In contrast, an RNA molecule typically travels without its exact partner, like a single-stranded soloist. It is thus a rather playful, floppy molecule. Nonetheless, the same alphabetical affinities that produce DNA’s double helix are at work in an RNA molecule, albeit in a more fleeting form: Small sequences of chemical letters along the molecule find themselves attracted to complementary sequences elsewhere on the same molecule, causing it to fold into structures featuring pinched double-stranded sections alternating with bulges and loops, hairpins and hinges.

Biochemists today are keen to understand how the folds that individual RNA molecules form bear on the myriad regulatory roles these molecules play within cells. They also want to know how such molecules’ structures vary when they interact with other molecules like drugs or proteins. In addition, replacing even a single chemical letter with another one can radically alter an RNA molecule’s folding tendencies. Because RNA is a copy of the DNA from which it was generated, a tiny genetic mutation at the DNA level can result in an RNA molecule that functions differently, fails to function at all or malfunctions.

RNA folding is what Das’s lab is all about. “In my lab, we’ve figured out how put together long RNA sequences, cheaply and quickly,” he said. “We can synthesize a customized RNA molecule within 24 hours.” Das and associates can then determine the shape that RNA molecule is most likely to assume.

EteRNA players, who need no gaming experience or biochemistry background, walk through a few introductory tutorials. Then they’re presented with on-screen depictions of RNA molecules: sequences of chemical letters strung together like beads on a string. At the press of a button, a player can see what shape the molecule being presented would be expected to take in its current form. The challenge is to find an appropriate set of chemical-letter substitutions that will cause the RNA molecule to instead take on another, desired shape.

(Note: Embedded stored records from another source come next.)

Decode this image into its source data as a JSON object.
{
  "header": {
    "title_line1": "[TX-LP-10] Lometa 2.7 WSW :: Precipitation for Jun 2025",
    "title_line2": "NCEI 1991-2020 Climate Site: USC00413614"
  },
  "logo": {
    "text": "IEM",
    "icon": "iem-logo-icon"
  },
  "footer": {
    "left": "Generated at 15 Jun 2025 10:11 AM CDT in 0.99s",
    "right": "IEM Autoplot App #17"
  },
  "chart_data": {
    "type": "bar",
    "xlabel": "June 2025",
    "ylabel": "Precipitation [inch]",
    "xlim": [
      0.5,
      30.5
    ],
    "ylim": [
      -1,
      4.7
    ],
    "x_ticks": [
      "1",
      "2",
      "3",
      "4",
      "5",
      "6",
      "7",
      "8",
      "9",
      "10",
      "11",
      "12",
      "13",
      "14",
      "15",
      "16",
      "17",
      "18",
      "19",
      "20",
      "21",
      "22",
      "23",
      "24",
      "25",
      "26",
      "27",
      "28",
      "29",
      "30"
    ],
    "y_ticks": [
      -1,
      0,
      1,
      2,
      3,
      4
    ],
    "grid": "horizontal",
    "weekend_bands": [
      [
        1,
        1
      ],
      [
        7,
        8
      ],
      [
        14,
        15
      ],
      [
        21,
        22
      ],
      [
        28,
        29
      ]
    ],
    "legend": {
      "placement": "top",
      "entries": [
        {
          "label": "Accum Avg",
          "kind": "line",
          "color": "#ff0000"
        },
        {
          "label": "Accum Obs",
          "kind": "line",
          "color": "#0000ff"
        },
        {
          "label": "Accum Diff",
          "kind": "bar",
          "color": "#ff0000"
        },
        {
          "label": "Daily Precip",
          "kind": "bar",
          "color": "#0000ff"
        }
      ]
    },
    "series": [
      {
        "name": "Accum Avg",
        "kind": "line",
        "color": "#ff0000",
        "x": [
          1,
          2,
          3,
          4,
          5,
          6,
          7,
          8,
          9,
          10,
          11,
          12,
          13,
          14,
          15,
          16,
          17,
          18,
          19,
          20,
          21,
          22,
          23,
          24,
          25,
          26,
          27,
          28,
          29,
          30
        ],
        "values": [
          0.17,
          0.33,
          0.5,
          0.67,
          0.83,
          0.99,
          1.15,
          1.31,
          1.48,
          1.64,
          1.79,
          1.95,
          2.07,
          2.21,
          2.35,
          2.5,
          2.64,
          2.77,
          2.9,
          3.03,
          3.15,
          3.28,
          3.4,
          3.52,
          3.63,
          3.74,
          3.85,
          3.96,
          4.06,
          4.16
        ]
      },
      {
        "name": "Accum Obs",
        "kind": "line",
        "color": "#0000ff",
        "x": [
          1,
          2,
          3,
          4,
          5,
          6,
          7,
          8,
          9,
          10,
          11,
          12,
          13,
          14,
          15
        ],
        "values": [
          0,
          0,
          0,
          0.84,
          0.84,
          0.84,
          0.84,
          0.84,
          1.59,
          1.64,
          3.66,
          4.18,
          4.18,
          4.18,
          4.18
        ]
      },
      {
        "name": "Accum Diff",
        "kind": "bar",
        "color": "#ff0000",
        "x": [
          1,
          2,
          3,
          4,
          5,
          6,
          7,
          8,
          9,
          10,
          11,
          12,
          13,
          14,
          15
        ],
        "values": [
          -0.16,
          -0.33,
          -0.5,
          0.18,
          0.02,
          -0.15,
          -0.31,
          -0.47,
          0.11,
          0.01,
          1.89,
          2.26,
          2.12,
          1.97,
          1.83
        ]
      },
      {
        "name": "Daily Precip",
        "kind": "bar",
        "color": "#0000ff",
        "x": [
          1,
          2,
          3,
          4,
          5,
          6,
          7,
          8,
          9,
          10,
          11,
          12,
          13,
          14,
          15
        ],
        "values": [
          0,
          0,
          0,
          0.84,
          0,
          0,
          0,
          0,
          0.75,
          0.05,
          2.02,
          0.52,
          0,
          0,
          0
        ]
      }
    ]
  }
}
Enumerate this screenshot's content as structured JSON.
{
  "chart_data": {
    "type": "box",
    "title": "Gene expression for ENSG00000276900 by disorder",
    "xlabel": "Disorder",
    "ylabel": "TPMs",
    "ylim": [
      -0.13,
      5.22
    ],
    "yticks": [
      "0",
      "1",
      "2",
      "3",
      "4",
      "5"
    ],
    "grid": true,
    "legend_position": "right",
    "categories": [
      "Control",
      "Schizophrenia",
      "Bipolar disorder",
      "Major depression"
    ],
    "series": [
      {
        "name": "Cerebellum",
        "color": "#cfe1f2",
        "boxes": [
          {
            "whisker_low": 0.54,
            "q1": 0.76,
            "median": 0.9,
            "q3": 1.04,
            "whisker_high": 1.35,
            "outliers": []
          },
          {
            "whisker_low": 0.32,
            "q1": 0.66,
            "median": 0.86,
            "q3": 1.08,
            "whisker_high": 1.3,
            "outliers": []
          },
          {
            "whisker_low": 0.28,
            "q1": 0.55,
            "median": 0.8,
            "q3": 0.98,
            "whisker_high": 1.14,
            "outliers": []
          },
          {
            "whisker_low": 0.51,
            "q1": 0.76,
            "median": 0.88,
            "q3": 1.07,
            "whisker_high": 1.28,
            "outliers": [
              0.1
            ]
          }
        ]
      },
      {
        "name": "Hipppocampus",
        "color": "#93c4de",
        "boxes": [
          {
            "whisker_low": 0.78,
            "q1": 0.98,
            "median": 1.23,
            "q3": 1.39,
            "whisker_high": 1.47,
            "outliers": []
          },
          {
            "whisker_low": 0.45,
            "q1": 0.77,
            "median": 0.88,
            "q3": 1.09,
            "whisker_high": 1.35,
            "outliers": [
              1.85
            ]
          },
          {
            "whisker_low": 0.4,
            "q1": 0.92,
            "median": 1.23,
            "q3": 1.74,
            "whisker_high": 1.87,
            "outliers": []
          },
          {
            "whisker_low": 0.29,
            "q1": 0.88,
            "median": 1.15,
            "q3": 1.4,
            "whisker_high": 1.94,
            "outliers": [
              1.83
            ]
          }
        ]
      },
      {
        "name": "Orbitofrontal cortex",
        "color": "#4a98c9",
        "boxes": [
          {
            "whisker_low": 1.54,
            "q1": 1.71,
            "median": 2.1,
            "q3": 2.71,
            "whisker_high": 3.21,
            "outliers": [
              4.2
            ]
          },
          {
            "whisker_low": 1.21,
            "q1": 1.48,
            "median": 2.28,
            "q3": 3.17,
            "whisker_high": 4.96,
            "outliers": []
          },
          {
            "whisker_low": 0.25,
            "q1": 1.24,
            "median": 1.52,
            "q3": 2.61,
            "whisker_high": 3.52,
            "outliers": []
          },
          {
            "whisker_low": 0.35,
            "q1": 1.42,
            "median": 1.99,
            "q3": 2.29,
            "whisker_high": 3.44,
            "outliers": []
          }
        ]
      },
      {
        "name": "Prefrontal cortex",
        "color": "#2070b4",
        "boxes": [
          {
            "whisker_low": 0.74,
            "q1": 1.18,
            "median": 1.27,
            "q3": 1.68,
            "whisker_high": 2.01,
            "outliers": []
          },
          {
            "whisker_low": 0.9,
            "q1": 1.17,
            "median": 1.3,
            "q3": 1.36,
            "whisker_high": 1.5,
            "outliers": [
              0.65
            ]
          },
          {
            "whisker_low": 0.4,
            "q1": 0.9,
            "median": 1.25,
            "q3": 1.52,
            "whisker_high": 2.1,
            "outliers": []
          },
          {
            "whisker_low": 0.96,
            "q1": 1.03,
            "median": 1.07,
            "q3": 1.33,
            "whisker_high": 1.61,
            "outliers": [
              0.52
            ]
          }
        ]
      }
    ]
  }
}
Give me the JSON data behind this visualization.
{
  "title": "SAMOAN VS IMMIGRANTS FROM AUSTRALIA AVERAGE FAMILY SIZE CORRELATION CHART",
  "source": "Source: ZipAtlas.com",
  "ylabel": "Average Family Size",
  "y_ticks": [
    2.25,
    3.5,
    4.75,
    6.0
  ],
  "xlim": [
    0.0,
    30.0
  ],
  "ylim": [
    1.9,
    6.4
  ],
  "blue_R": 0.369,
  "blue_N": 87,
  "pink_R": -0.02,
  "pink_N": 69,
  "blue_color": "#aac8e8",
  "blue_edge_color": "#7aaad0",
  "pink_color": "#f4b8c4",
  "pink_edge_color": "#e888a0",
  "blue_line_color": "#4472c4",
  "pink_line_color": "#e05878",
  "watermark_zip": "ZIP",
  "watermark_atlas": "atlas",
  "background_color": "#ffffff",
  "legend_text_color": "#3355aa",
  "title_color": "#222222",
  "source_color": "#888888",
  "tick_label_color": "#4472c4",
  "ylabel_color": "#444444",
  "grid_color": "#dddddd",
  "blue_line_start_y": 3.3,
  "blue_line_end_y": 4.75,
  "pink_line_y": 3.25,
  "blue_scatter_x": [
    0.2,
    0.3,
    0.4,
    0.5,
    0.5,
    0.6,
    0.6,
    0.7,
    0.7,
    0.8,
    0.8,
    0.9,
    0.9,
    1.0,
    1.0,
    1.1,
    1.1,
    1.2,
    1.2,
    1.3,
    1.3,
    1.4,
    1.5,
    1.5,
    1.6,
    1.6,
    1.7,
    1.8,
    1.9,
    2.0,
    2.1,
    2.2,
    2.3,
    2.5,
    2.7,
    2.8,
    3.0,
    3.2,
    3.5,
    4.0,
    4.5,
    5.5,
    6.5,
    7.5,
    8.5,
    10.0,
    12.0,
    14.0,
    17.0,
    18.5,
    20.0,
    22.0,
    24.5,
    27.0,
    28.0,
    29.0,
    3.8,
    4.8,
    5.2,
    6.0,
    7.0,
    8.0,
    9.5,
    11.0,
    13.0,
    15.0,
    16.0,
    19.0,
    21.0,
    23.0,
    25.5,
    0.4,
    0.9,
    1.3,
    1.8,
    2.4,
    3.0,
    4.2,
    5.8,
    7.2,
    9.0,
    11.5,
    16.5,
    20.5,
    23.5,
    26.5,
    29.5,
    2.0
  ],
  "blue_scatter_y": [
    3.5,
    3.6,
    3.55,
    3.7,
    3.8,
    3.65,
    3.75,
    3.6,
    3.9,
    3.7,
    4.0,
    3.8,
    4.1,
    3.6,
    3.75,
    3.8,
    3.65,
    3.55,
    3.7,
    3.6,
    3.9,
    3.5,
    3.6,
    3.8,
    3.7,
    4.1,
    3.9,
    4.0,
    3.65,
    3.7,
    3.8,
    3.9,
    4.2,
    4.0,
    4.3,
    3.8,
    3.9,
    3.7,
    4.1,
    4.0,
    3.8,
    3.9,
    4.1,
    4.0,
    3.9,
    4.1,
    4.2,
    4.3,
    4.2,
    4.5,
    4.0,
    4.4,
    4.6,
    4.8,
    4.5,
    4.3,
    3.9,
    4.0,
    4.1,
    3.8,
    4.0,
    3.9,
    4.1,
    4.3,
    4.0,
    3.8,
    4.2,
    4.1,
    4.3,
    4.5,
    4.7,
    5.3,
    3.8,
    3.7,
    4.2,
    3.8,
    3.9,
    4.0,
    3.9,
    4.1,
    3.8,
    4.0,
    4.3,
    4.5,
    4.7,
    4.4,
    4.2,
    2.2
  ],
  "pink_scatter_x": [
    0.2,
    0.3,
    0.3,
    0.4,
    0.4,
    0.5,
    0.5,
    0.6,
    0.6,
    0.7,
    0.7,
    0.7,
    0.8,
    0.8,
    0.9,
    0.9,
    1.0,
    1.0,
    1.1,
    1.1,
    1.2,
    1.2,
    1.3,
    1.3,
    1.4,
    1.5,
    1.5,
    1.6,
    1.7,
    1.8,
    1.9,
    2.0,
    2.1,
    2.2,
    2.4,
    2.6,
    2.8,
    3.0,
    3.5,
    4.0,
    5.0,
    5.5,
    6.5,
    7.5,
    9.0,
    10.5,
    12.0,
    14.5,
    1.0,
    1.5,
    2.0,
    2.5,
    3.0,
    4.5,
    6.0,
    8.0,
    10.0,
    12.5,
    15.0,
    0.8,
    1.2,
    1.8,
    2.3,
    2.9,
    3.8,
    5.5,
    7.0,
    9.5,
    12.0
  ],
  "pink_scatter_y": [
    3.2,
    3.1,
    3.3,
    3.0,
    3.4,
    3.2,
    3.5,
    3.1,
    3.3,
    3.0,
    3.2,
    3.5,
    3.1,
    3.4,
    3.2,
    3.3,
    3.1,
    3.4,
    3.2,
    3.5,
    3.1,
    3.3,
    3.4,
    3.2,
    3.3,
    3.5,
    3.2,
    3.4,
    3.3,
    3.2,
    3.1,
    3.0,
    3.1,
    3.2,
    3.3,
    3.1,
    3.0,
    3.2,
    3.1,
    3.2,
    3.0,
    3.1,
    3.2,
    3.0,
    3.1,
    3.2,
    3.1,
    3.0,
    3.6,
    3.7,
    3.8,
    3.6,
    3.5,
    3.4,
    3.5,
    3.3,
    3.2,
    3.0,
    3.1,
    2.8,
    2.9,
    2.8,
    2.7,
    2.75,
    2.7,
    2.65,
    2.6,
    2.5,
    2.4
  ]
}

Then, in an unprecedented liaison of game and experiment, the Das lab takes the most-promising player-provided molecular sequences, actually conjures up the physical molecules themselves and tests them to see whether they, indeed, stably fold into the predicted structures. The lab is cranking out about eight different ones weekly and expects to greatly increase this rate over the coming months.

Now 15, Gu is back in school, with all the work that implies. But she still gets some time — maybe a half-hour a week or so — to play EteRNA.  “It’s really easy,” she said. “The rules are definitely not as complicated as other games’. But it’s fun to make these RNAs fold the way you want them to.”